DBA’s stated goal was to outlaw wage exploitation. Public contracts typically are awarded to the lowest bidder. This legislation directed government agencies to employ contractors paying “fair” wages rather than those who competed by hiring cheaper labor. In 1964 the Act was modified to include fringe benefits in the calculation of prevailing wages.
The threshold for application of the DBA when it was passed in 1931 was set at $5,000 of federal spending. It was lowered to $2,000 in 1935 and has not been changed since! As a result, the administrative burden of the DBA is imposed on extremely small projects. This problem is compounded by the fact that many federal funding programs pay a small percent of the cost of state and local construction projects and application of the DBA to these projects results in increasing their cost as well.
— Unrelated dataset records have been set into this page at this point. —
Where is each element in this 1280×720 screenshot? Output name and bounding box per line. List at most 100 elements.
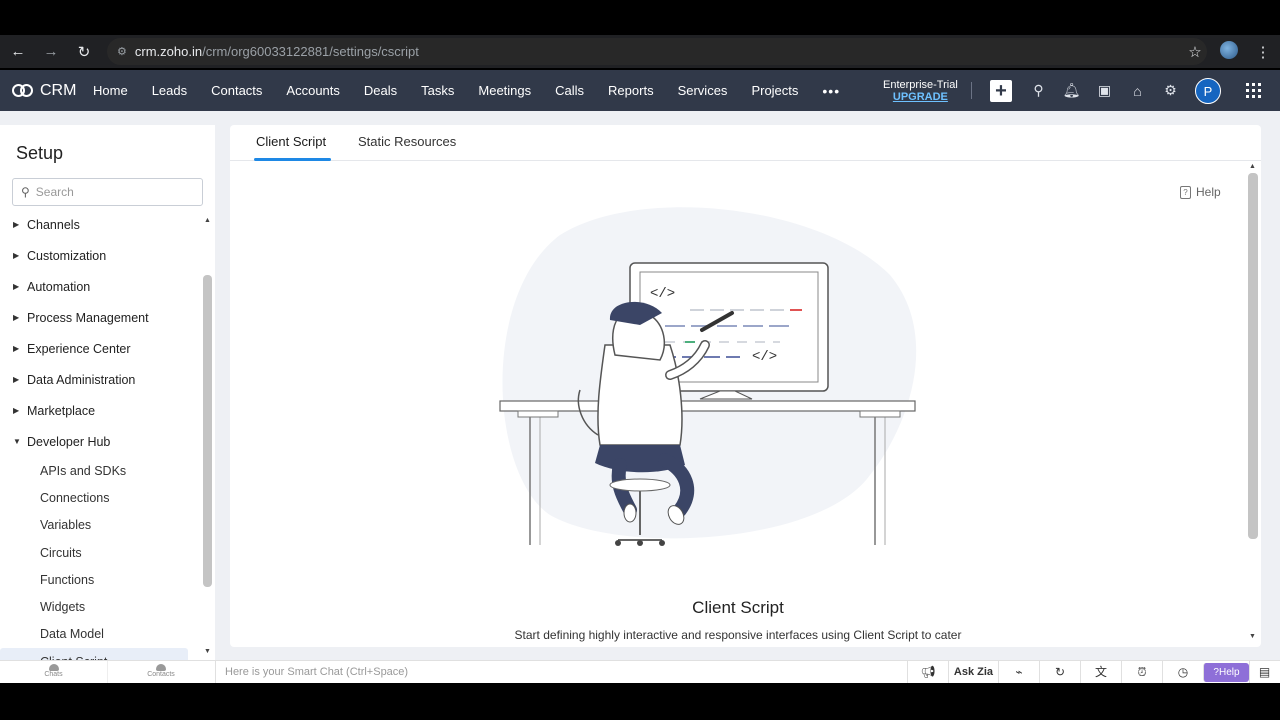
megaphone-icon[interactable]: 📢︎ <box>907 661 948 684</box>
caret-right-icon: ▶ <box>13 251 20 260</box>
upgrade-link[interactable]: UPGRADE <box>883 91 958 103</box>
desk-bracket <box>859 410 901 418</box>
bookmark-star-icon[interactable]: ☆ <box>1178 43 1212 61</box>
person-body <box>597 344 683 446</box>
tab-static-resources[interactable]: Static Resources <box>358 134 456 149</box>
reload-icon[interactable]: ↻ <box>69 37 99 67</box>
profile-icon[interactable] <box>1212 40 1246 63</box>
sidebar-item-marketplace[interactable]: ▶ Marketplace <box>0 395 200 426</box>
more-tabs-button[interactable]: ••• <box>822 83 840 99</box>
sidebar-item-process-management[interactable]: ▶ Process Management <box>0 302 200 333</box>
url-host: crm.zoho.in <box>134 44 203 59</box>
chair-wheel <box>637 540 643 546</box>
search-input[interactable]: ⚲ Search <box>12 178 203 206</box>
calendar-icon[interactable]: ▣ <box>1088 82 1121 99</box>
crm-logo[interactable]: CRM <box>12 82 82 100</box>
tab-client-script[interactable]: Client Script <box>256 134 326 149</box>
translate-icon[interactable]: 文 <box>1080 661 1121 684</box>
tab-tasks[interactable]: Tasks <box>421 83 454 99</box>
bell-icon[interactable]: 🔔︎ <box>1055 82 1088 99</box>
sidebar-item-experience-center[interactable]: ▶ Experience Center <box>0 333 200 364</box>
contacts-button[interactable]: Contacts <box>107 661 214 684</box>
sidebar-item-channels[interactable]: ▶ Channels <box>0 209 200 240</box>
forward-icon[interactable]: → <box>36 37 66 67</box>
caret-right-icon: ▶ <box>13 282 20 291</box>
refresh-note-icon[interactable]: ↻ <box>1039 661 1080 684</box>
scroll-down-arrow[interactable]: ▼ <box>1249 633 1256 640</box>
tab-services[interactable]: Services <box>678 83 728 99</box>
divider <box>215 661 216 684</box>
site-settings-icon[interactable]: ⚙ <box>117 45 127 58</box>
plan-label: Enterprise-Trial <box>883 79 958 91</box>
back-icon[interactable]: ← <box>3 37 33 67</box>
person-icon <box>156 664 166 671</box>
tab-projects[interactable]: Projects <box>751 83 798 99</box>
setup-menu: ▶ Channels ▶ Customization ▶ Automation ▶ Pr… <box>0 209 200 676</box>
signal-icon[interactable]: ⌁ <box>998 661 1039 684</box>
sidebar-subitem-connections[interactable]: Connections <box>0 484 200 511</box>
main-scrollbar[interactable] <box>1248 173 1258 539</box>
tab-meetings[interactable]: Meetings <box>478 83 531 99</box>
client-script-illustration: </> </> <box>499 207 917 546</box>
search-placeholder: Search <box>35 185 74 199</box>
sidebar-subitem-circuits[interactable]: Circuits <box>0 539 200 566</box>
sidebar-subitem-data-model[interactable]: Data Model <box>0 621 200 648</box>
main-panel: Client Script Static Resources ? Help </… <box>230 125 1261 647</box>
empty-state-title: Client Script <box>692 598 784 617</box>
app-grid-icon[interactable] <box>1246 83 1261 98</box>
empty-state-description: Start defining highly interactive and re… <box>514 628 962 642</box>
module-tabs: Home Leads Contacts Accounts Deals Tasks… <box>93 83 864 99</box>
tab-contacts[interactable]: Contacts <box>211 83 262 99</box>
history-icon[interactable]: ◷ <box>1162 661 1203 684</box>
code-tag-bottom: </> <box>752 349 777 365</box>
sidebar-item-customization[interactable]: ▶ Customization <box>0 240 200 271</box>
sidebar-subitem-widgets[interactable]: Widgets <box>0 593 200 620</box>
scroll-down-arrow[interactable]: ▼ <box>204 648 211 655</box>
browser-menu-icon[interactable]: ⋮ <box>1246 43 1280 61</box>
sidebar-item-developer-hub[interactable]: ▼ Developer Hub <box>0 426 200 457</box>
marketplace-icon[interactable]: ⌂ <box>1121 83 1154 99</box>
sidebar-scrollbar[interactable] <box>203 275 212 587</box>
sidebar-item-data-administration[interactable]: ▶ Data Administration <box>0 364 200 395</box>
page-title: Setup <box>16 143 64 163</box>
ask-zia-button[interactable]: Ask Zia <box>948 661 998 684</box>
url-path: /crm/org60033122881/settings/cscript <box>202 44 419 59</box>
caret-down-icon: ▼ <box>13 437 21 446</box>
help-button[interactable]: ?Help <box>1203 663 1249 682</box>
chair-seat <box>609 478 671 492</box>
gear-icon[interactable]: ⚙ <box>1154 82 1187 99</box>
help-link[interactable]: ? Help <box>1180 185 1221 199</box>
letterbox-bottom <box>0 683 1280 720</box>
app-body: Setup ⚲ Search ▶ Channels ▶ Customization … <box>0 111 1280 676</box>
create-plus-icon[interactable]: + <box>990 79 1012 102</box>
smart-chat-input[interactable]: Here is your Smart Chat (Ctrl+Space) <box>225 666 408 678</box>
search-icon: ⚲ <box>21 185 30 199</box>
chats-button[interactable]: Chats <box>0 661 107 684</box>
avatar[interactable]: P <box>1195 77 1221 104</box>
search-icon[interactable]: ⚲ <box>1022 82 1055 99</box>
scroll-up-arrow[interactable]: ▲ <box>1249 163 1256 170</box>
sidebar-subitem-apis-and-sdks[interactable]: APIs and SDKs <box>0 457 200 484</box>
screen: ← → ↻ ⚙ crm.zoho.in/crm/org60033122881/s… <box>0 0 1280 720</box>
address-bar[interactable]: ⚙ crm.zoho.in/crm/org60033122881/setting… <box>107 38 1207 65</box>
code-tag-top: </> <box>650 286 675 302</box>
bottom-tools: 📢︎ Ask Zia ⌁ ↻ 文 ⏰︎ ◷ ?Help ▤ <box>907 661 1279 684</box>
tab-calls[interactable]: Calls <box>555 83 584 99</box>
tab-leads[interactable]: Leads <box>152 83 187 99</box>
tab-deals[interactable]: Deals <box>364 83 397 99</box>
tab-reports[interactable]: Reports <box>608 83 654 99</box>
sidebar-item-automation[interactable]: ▶ Automation <box>0 271 200 302</box>
alarm-clock-icon[interactable]: ⏰︎ <box>1121 661 1162 684</box>
feedback-icon[interactable]: ▤ <box>1249 661 1279 684</box>
tab-accounts[interactable]: Accounts <box>286 83 339 99</box>
nav-divider <box>971 82 972 99</box>
sidebar-subitem-functions[interactable]: Functions <box>0 566 200 593</box>
chat-bubble-icon <box>48 664 59 671</box>
sidebar-subitem-variables[interactable]: Variables <box>0 512 200 539</box>
tab-home[interactable]: Home <box>93 83 128 99</box>
nav-icons: + ⚲ 🔔︎ ▣ ⌂ ⚙ P <box>990 70 1221 111</box>
browser-actions: ☆ ⋮ <box>1178 35 1280 68</box>
chair-wheel <box>615 540 621 546</box>
caret-right-icon: ▶ <box>13 406 20 415</box>
scroll-up-arrow[interactable]: ▲ <box>204 217 211 224</box>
According to the U.S. Chamber of Commerce, DBA wages cost taxpayers over $1 billion annually, in addition to the $100 million in government administrative costs per year. Davis-Bacon also creates unnecessary regulatory paperwork costing construction companies $190 million annually. DBA also forces state and local governments to pick up the cost of artificially high union-scale wages for construction projects in which any federal money is involved.
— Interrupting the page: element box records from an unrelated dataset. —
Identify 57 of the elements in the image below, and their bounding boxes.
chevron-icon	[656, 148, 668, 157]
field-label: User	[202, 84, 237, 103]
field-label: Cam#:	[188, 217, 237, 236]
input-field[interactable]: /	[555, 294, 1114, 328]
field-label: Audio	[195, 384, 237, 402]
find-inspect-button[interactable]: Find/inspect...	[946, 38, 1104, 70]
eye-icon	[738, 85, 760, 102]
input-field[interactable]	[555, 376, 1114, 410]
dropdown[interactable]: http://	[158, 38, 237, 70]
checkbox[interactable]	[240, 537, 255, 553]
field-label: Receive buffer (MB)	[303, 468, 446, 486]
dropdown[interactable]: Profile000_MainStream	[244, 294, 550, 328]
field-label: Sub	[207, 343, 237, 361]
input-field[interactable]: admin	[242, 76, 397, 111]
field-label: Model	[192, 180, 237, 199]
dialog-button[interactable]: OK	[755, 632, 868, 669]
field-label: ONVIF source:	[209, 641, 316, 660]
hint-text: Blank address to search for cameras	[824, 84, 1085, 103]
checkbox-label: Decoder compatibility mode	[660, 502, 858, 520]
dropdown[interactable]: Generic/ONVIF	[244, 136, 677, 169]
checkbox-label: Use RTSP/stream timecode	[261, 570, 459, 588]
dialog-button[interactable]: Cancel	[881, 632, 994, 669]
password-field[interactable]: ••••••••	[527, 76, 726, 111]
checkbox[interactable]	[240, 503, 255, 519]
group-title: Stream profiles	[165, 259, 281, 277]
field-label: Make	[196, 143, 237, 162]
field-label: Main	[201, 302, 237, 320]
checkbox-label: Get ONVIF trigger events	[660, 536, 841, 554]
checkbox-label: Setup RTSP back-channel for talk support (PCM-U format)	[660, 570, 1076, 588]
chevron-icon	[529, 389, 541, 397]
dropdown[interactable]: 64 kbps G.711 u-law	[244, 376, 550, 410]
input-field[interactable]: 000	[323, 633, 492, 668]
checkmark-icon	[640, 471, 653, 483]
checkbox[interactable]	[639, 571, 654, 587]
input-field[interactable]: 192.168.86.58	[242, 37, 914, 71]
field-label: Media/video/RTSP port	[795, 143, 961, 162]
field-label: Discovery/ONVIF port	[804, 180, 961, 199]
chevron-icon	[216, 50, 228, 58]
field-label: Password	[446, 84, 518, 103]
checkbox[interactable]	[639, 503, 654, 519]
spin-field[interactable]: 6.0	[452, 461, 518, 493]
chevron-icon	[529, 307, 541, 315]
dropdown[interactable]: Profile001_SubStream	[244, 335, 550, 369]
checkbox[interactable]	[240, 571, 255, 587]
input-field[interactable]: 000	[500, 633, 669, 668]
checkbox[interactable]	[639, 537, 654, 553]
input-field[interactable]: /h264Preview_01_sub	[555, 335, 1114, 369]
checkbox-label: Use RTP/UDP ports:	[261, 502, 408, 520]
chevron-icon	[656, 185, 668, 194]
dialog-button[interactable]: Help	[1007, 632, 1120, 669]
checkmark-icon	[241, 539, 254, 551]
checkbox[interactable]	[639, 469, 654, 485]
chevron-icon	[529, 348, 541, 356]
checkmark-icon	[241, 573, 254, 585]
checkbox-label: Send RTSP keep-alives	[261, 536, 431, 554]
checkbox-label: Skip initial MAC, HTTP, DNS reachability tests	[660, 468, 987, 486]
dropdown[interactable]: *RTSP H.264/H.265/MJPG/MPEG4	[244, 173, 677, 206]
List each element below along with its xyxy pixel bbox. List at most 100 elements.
Repeal of the Davis-Bacon Act would spur local economic growth by making it easier for state and local governments to fund federally subsidized projects such as school construction and improvements to the transportation infrastructure. Davis-Bacon repeal also would create an estimated 31,000 new construction jobs and remove a barrier that keeps many smaller and minority owned construction firms from bidding on federally funded construction projects.
The DBA was enacted before the Fair Labor Standards Act and the National Labor Relations Act rendered it unnecessary and superfluous. Further, a 2011 study by the GAO found serious methodological flaws in Department of Labor wage calculations under DBA. This law clearly violates the equal protections clause in the Constitution by favoring one class of workers over another. But the political power of organized labor in the construction trades has made repeal of one of their legislative crown jewels a dangerous policy for elected officials to pursue.
Imagine for an instant if we applied DBA rules to other areas of our economic life, such as our consumer purchases at Wal-Mart, which is by far the nation’s largest retailer. From its founding and into the late 1980s, Sam Walton trumpeted products “made in America.” But he found that consumers did not care, and simply preferred lower cost items. Today over 80% of non-perishable items sold in Wal-Mart are sourced from abroad where lower labor costs make them cheaper than high wage American products. It’s time to apply the same standards to public works projects as the public applies to its own purchases.